Forty trainees participated in Sabre’s Internet Training Workshops Program in 1999. Hailing from 16 different countries in Africa, Europe, Asia and the former Soviet Union, trainees varied significantly in professional background, technical skill level and curriculum preferences. Of particular note:

  • Sabre scheduled its first trainees from Africa in 1999, with visitors from five different sub-Saharan countries participating in IT workshops. First to take advantage of Sabre’s customized training was Kenyan law lecturer Otieno Ombok of the American University in Nairobi. To prepare for his Ph.D. research in intellectual property law, Mr. Ombok sought to expand his knowledge of Internet-related copyright issues and improve his research skills. Working one-on-one with Sabre’s trainer for a week, he learned how to access important legal resources on the Internet. In addition, Sabre arranged professional meetings for Mr. Ombok with research specialists in Boston.

  • South African trainees Jimmy Mawelela, Letia Masilo and Christina Moabelo at Sabre's Internet Training Center in Cambridge.
    South African trainees Jimmy Mawelela, Letia Masilo and Christina Moabelo at Sabre's Internet Training Center in Cambridge.
  • In April, Sabre Foundation welcomed three South African community development professionals to its Internet Training Center. The IT workshop was arranged by Sabre in cooperation with the United States-South Africa Leadership Development Program (USSALEP), a non-profit organization dedicated to South African leadership and human resource training. The trainees spent four days at Sabre as part of a leadership training tour organized by USSALEP for its Lewis Hoskins Fellows.

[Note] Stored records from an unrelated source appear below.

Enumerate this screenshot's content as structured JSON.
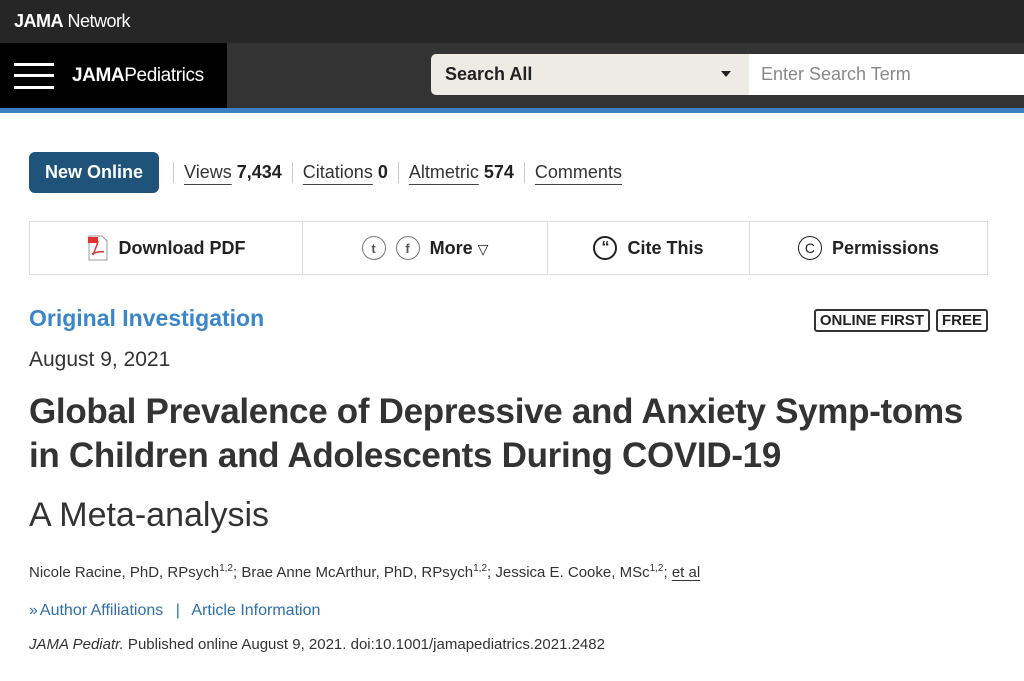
{
  "network": {
    "brand_bold": "JAMA",
    "brand_rest": " Network"
  },
  "nav": {
    "journal_bold": "JAMA",
    "journal_rest": " Pediatrics",
    "search_scope": "Search All",
    "search_placeholder": "Enter Search Term"
  },
  "meta": {
    "badge": "New Online",
    "views_label": "Views",
    "views": "7,434",
    "citations_label": "Citations",
    "citations": "0",
    "altmetric_label": "Altmetric",
    "altmetric": "574",
    "comments": "Comments"
  },
  "tools": {
    "pdf": "Download PDF",
    "more": "More",
    "cite": "Cite This",
    "permissions": "Permissions"
  },
  "article": {
    "type": "Original Investigation",
    "flags": [
      "ONLINE FIRST",
      "FREE"
    ],
    "date": "August 9, 2021",
    "title": "Global Prevalence of Depressive and Anxiety Symp-toms in Children and Adolescents During COVID-19",
    "subtitle": "A Meta-analysis",
    "authors": [
      {
        "name": "Nicole Racine, PhD, RPsych",
        "sup": "1,2"
      },
      {
        "name": "Brae Anne McArthur, PhD, RPsych",
        "sup": "1,2"
      },
      {
        "name": "Jessica E. Cooke, MSc",
        "sup": "1,2"
      }
    ],
    "et_al": "et al",
    "affiliations": "Author Affiliations",
    "sep": "|",
    "info": "Article Information",
    "journal_abbr": "JAMA Pediatr.",
    "citation": " Published online August 9, 2021. doi:10.1001/jamapediatrics.2021.2482"
  },
  "colors": {
    "accent": "#3a86c8",
    "badge": "#1f5379",
    "topbar": "#262626"
  }
}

  • Sabre’s Internet Training Center in June hosted representatives from seven of the Foundation’s book program partner organizations at a two-week workshop titled The Internet’s Contribution to the Sustainability and Growth of Non-Governmental Organizations. Among the trainees were NGO directors Svetlana Vinnik of Belarus and Olha Isaievych of Ukraine, as well as representatives from Sabre’s partner organizations in Bulgaria, Croatia, the Czech Republic, Romania and Slovakia.

The participants in the workshop represented a wide range of skill levels. One had never used the Internet before, while two others had already been exposed to some principles of website design. The training sessions covered an array of topics from basic e-mail and web search skills to HTML and JavaScript.

Romanian partner Ghica Gheorghiu, of the Civil Society Development Foundation, trains at Sabre.
Romanian partner Ghica Gheorghiu, of the Civil Society Development Foundation, trains at Sabre.

Site visits and special seminars complemented the training. At MIT, for example, the trainees attended a lecture on testing the validity and usability of library websites. At the International Institute of Boston, they learned about software for teaching English. At Harvard University’s Hauser Center for Nonprofit Organizations, the participants compared notes with Research Fellow Frances Kunreuther on NGOs in the United States and Eastern Europe. The participants also met with Dr. Joan Challinor, Commissioner of the U.S. National Commission on Libraries and Information Science.

Participants in the June workshop will use the skills they aquired at Sabre to train others in their home countries. Several hoped to further apply what they learned by setting up a regional Internet training program in Eastern Europe.